“A verdade das coisas é a retidão”

Comentário sobre a verdade em Anselmo de Aosta (1033 – 1109)

Rogério Cavalcanti

A busca da verdade pode ocorrer seguindo-se dois caminhos: o da fé e o da razão. Esses caminhos podem ser antagônicos ou complementares. O caminho da fé informa que a verdade possui algo de íntegro que só pode ser percebido quando nos aproximamos dos conhecimentos divinos, isto é, quando somos capazes de desenvolver uma vontade forte, decidida, coerente com aquilo que deseja. A vontade precisa ser livre, sem pressões externas, para que possa se manifestar plenamente.

Nesse sentido, Anselmo nos fala de uma vontade correta, justa, que só pode ser alcançada quando eliminamos nossas necessidades interiores. Um homem que não tem ou domina suas necessidades internas é um homem verdadeiramente livre, pois sua vontade não está condicionada por nenhuma causa a não ser ela mesma. A vontade torna-se incondicionada e o espírito livre.

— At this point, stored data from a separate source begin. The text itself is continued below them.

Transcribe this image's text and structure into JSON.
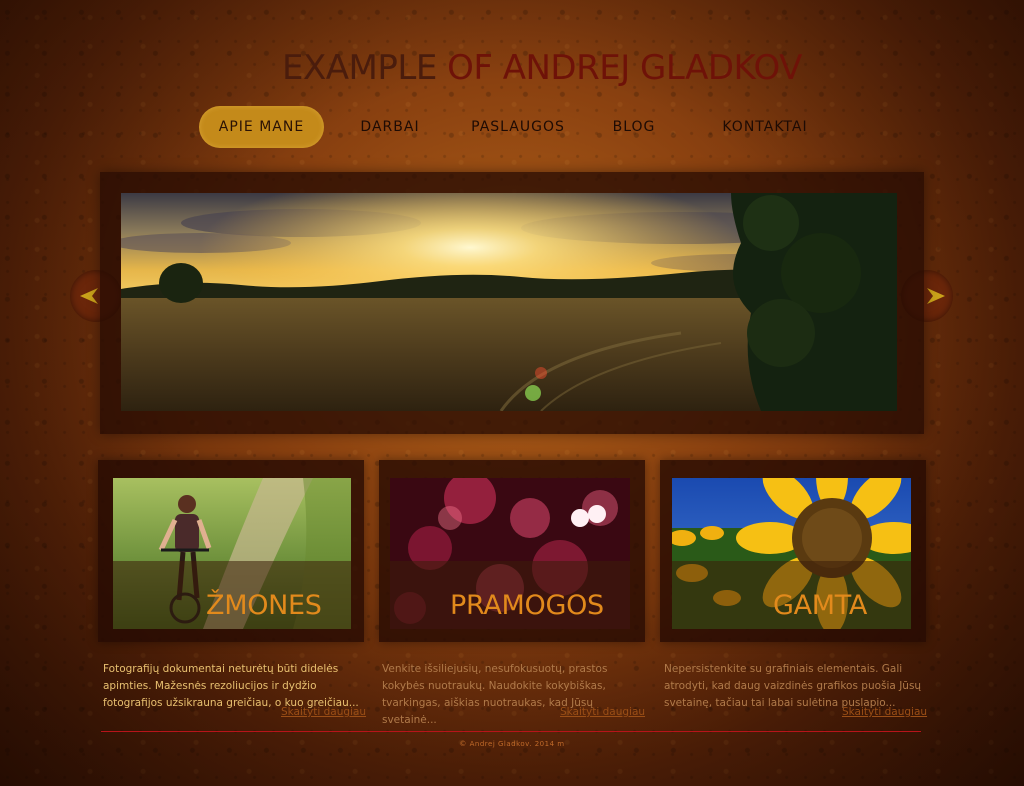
{
  "header": {
    "title_part1": "EXAMPLE",
    "title_part2": "OF ANDREJ GLADKOV"
  },
  "nav": {
    "items": [
      {
        "label": "APIE MANE",
        "active": true
      },
      {
        "label": "DARBAI",
        "active": false
      },
      {
        "label": "PASLAUGOS",
        "active": false
      },
      {
        "label": "BLOG",
        "active": false
      },
      {
        "label": "KONTAKTAI",
        "active": false
      }
    ]
  },
  "slider": {
    "image": "sunset-over-field-photo",
    "prev_icon": "chevron-left-icon",
    "next_icon": "chevron-right-icon"
  },
  "cards": [
    {
      "label": "ŽMONES",
      "image": "woman-on-bicycle-photo",
      "text": "Fotografijų dokumentai neturėtų būti didelės apimties. Mažesnės rezoliucijos ir dydžio fotografijos užsikrauna greičiau, o kuo greičiau...",
      "read_more": "Skaityti daugiau"
    },
    {
      "label": "PRAMOGOS",
      "image": "bokeh-lights-photo",
      "text": "Venkite išsiliejusių, nesufokusuotų, prastos kokybės nuotraukų. Naudokite kokybiškas, tvarkingas, aiškias nuotraukas, kad Jūsų svetainė...",
      "read_more": "Skaityti daugiau"
    },
    {
      "label": "GAMTA",
      "image": "sunflower-photo",
      "text": "Nepersistenkite su grafiniais elementais. Gali atrodyti, kad daug vaizdinės grafikos puošia Jūsų svetainę, tačiau tai labai sulėtina puslapio...",
      "read_more": "Skaityti daugiau"
    }
  ],
  "footer": {
    "copyright": "© Andrej Gladkov. 2014 m"
  },
  "colors": {
    "accent": "#c48a1a",
    "card_label": "#e28a1c",
    "footer_rule": "#b8141a",
    "card_text_1": "#e8c070",
    "card_text_2": "#b07a4a"
  }
}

Dessa maneira, a fé, como manifestação da vontade, deve colocar-se como guia da razão humana.

O uso da razão se faz necessário uma vez que a busca da verdade, mesmo que fundada na vontade correta, também exige comprovações e testes racionais. No entanto, essa verdade que surge da investigação racional da realidade, do questionamento das coisas a partir de um método, se não estiver ancorada numa vontade reta, não poderá produzir um raciocínio reto. É por isso que a verdade das coisas é a retidão. A retidão do caráter, a retidão do espírito, a retidão da vontade que controla e elimina os desejos e as necessidades internas. Eis porque, segundo o filósofo e monge beneditino, a razão deve estar ancorada na fé. A fé torna-se o alicerce da vontade reta, do raciocínio correto, da intuição. A intuição representa, neste caso, o meio correto de atingir a verdade, pois esta é o resultado de uma mente equilibrada que não se deixa impressionar apenas pelos aspectos externos e materiais dos fenômenos. A intuição – e não o desejo, não a necessidade – é o que nos possibilita “fazer a verdade”.

A razão é o instrumento e a fé deve estar no comando das ações e dos pensamentos. Portanto, nesta perspectiva, a busca pela verdade, em Anselmo de Cantuária, passaria necessariamente pelo exercício da virtude, seja por meio da eliminação dos desejos ou pelo controle das necessidades para que possamos, então, desenvolver a vontade correta, livre de medos e anseios, que nos conduzirá ao raciocínio correto e, consequentemente, à verdade.

Anselmo de Aosta (Cantuária): a verdade em Deus.